FIGURE 11.1. Locations mentioned in the text.
West Walton has a far more interesting history. Located on the very western edge of Norfolk, traditionally it appears to have looked west rather than east. It was adjacent to Wisbech, one of the richest manors belonging to Ely Abbey, and enjoyed an association which appears to have continued into at least the thirteenth century. Wisbech came to Ely about 1016, as the gift of the East Anglia bishop jfflfwine, and formed a ferding or quarter hundred with a ten-hide valuation. Edward Miller pointed out that this arrangement possibly had an earlier origin (Miller 1951, 31–3), and a hundred court met at an unlocated place called Modich, probably in or near Wisbech, certainly by the twelfth century when mentioned in the Liber Eliensis (written 1169X1174) (Blake 1962, 125).
Wisbech became a nodal point through which riverine traffic passed from the Midlands to the sea at the Wash, leading to its wealth by Domesday at £6 in 1066, 100s in 1086 (DB Cambridgeshire fo. 192a). The town itself has an uncertain origin, but a recent small-scale excavation revealed very deeply stratified deposits caused by the frequent and sometimes deep accumulation of fine silt from episodic flooding. At 3.80m OD, three metres down, only mid thirteenth-century levels had been encountered while auguring indicated archaeological deposits extending to at least 2.60m OD (Hinman 1999, 15). The trading potential of this site in the Middle Anglo-Saxon period is extremely difficult to assess, but it is conceivable that the twelfth-century situation represents a repositioning of an earlier trading focus. If West Walton had been part of an hundredal centre, later develope
d at Wisbech, it might explain why above-average quantities of eighth-century metalwork have been found here. Indeed, a fluidity in market location may well have been enforced by the very fluidity of the ground upon which the merchants traded.
Bawsey
Bawsey arguably represents another Middle Anglo-Saxon redistributive centre which moved in response to changing topographical considerations. Bawsey is today a parish surrounded by seven others (Fig. 11.2a) and its strange zig-zag shape strongly suggests that it was carved out of an earlier surrounding land unit. That this probably included Gaywood and Mintlyn is of interest because these manors belonged to the East Anglian bishops. When Herbert de Losinga became the diocesan in 1091 he embarked upon an impressive programme of monastic patronage whereby he established a Benedictine community in his new cathedral in Norwich to which were attached a series of monastic cells, including St Leonard’s in Norwich, St Nicholas’ in Yarmouth and St Margaret’s in Lynn (Pestell 2001a).
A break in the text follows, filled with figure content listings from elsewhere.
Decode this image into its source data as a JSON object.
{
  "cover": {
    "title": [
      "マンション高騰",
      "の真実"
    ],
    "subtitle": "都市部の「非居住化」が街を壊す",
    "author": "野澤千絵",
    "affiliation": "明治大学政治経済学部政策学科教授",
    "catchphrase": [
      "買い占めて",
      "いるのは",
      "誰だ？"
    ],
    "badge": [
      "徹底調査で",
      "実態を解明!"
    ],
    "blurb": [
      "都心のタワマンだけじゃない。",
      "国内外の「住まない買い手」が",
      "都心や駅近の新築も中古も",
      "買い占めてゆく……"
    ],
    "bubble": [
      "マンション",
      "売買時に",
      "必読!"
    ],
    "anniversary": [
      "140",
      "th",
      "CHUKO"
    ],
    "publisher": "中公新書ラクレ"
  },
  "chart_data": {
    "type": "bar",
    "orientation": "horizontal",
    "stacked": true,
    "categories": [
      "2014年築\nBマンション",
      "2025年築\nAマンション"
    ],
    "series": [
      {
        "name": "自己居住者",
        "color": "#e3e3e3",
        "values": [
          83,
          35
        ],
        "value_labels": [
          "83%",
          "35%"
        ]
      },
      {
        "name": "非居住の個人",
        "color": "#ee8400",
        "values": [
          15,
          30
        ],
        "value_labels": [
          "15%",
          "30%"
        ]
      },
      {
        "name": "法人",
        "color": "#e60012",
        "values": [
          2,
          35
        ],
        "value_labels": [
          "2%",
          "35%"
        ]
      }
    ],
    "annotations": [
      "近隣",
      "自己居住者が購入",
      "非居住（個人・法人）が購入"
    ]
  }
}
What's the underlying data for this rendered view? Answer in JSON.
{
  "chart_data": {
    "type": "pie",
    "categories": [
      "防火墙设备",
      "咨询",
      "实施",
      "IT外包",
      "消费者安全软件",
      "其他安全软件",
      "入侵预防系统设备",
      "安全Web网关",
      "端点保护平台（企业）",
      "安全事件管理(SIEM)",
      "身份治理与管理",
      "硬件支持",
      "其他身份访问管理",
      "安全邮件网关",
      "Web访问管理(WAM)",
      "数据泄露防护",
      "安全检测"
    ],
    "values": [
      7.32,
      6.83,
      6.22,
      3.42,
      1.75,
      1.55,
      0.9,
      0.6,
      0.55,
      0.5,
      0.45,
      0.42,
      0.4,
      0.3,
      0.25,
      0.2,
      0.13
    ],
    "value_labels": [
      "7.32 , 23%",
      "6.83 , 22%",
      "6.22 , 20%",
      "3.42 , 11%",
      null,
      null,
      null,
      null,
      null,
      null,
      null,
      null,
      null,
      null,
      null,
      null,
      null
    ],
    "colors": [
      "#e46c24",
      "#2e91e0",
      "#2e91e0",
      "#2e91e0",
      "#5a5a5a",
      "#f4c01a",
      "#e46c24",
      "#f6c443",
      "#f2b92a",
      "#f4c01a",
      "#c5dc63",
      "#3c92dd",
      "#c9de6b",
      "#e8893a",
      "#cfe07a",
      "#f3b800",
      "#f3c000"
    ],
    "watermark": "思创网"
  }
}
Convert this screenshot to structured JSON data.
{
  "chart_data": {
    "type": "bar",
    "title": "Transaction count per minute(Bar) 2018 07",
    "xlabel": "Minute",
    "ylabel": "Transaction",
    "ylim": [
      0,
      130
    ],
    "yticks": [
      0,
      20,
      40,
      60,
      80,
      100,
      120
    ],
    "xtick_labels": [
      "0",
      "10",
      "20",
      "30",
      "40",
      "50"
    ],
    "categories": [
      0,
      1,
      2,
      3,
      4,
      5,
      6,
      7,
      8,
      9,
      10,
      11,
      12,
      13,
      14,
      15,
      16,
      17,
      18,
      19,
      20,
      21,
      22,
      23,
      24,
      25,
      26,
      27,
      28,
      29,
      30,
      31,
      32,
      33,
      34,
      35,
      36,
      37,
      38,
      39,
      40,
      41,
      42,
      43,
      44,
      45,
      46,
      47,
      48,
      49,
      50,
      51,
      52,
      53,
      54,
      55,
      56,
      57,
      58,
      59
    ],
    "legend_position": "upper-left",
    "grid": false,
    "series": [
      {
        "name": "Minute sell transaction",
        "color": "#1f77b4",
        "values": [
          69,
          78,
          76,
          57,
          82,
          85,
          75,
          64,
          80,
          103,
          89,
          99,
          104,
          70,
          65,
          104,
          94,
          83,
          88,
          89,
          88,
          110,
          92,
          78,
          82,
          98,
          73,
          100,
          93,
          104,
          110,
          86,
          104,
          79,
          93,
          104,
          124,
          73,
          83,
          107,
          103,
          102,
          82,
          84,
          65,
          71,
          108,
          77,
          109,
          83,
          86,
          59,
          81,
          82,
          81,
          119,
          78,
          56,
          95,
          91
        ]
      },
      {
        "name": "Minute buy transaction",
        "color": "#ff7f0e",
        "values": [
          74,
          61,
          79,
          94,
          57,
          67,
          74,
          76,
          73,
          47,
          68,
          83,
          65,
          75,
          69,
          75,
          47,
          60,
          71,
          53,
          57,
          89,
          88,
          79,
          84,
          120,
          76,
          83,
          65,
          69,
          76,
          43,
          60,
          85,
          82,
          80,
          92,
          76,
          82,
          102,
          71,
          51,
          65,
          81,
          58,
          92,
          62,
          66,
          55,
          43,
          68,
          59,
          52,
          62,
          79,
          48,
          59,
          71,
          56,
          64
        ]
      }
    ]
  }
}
The first two cells involved the suppression of wealthy Anglo-Saxon churches but no similar institution was present in Lynn to be redeveloped. Instead, as archaeological excavation has shown (Clarke and Carter 1977), this settlement was a ‘new’ town developed by the bishop to the west of his manor of Gaywood, to exploit the evolving configuration of river and water systems in the Fenland basin. Its principal trade rival was Wisbech, then also being developed by Ely Abbey. The control of trade was clearly the principal motive behind Losinga’s foundation at Lynn and this probably represents the reconfiguration of an earlier trading centre originally located at Bawsey. In the Middle Anglo-Saxon period, Bawsey was more directly approachable by the sea, but by the twelfth century it seems to have become increasingly marginalised either by falling sea levels or by other more commercially advantageous river systems then evolving in the Wash area.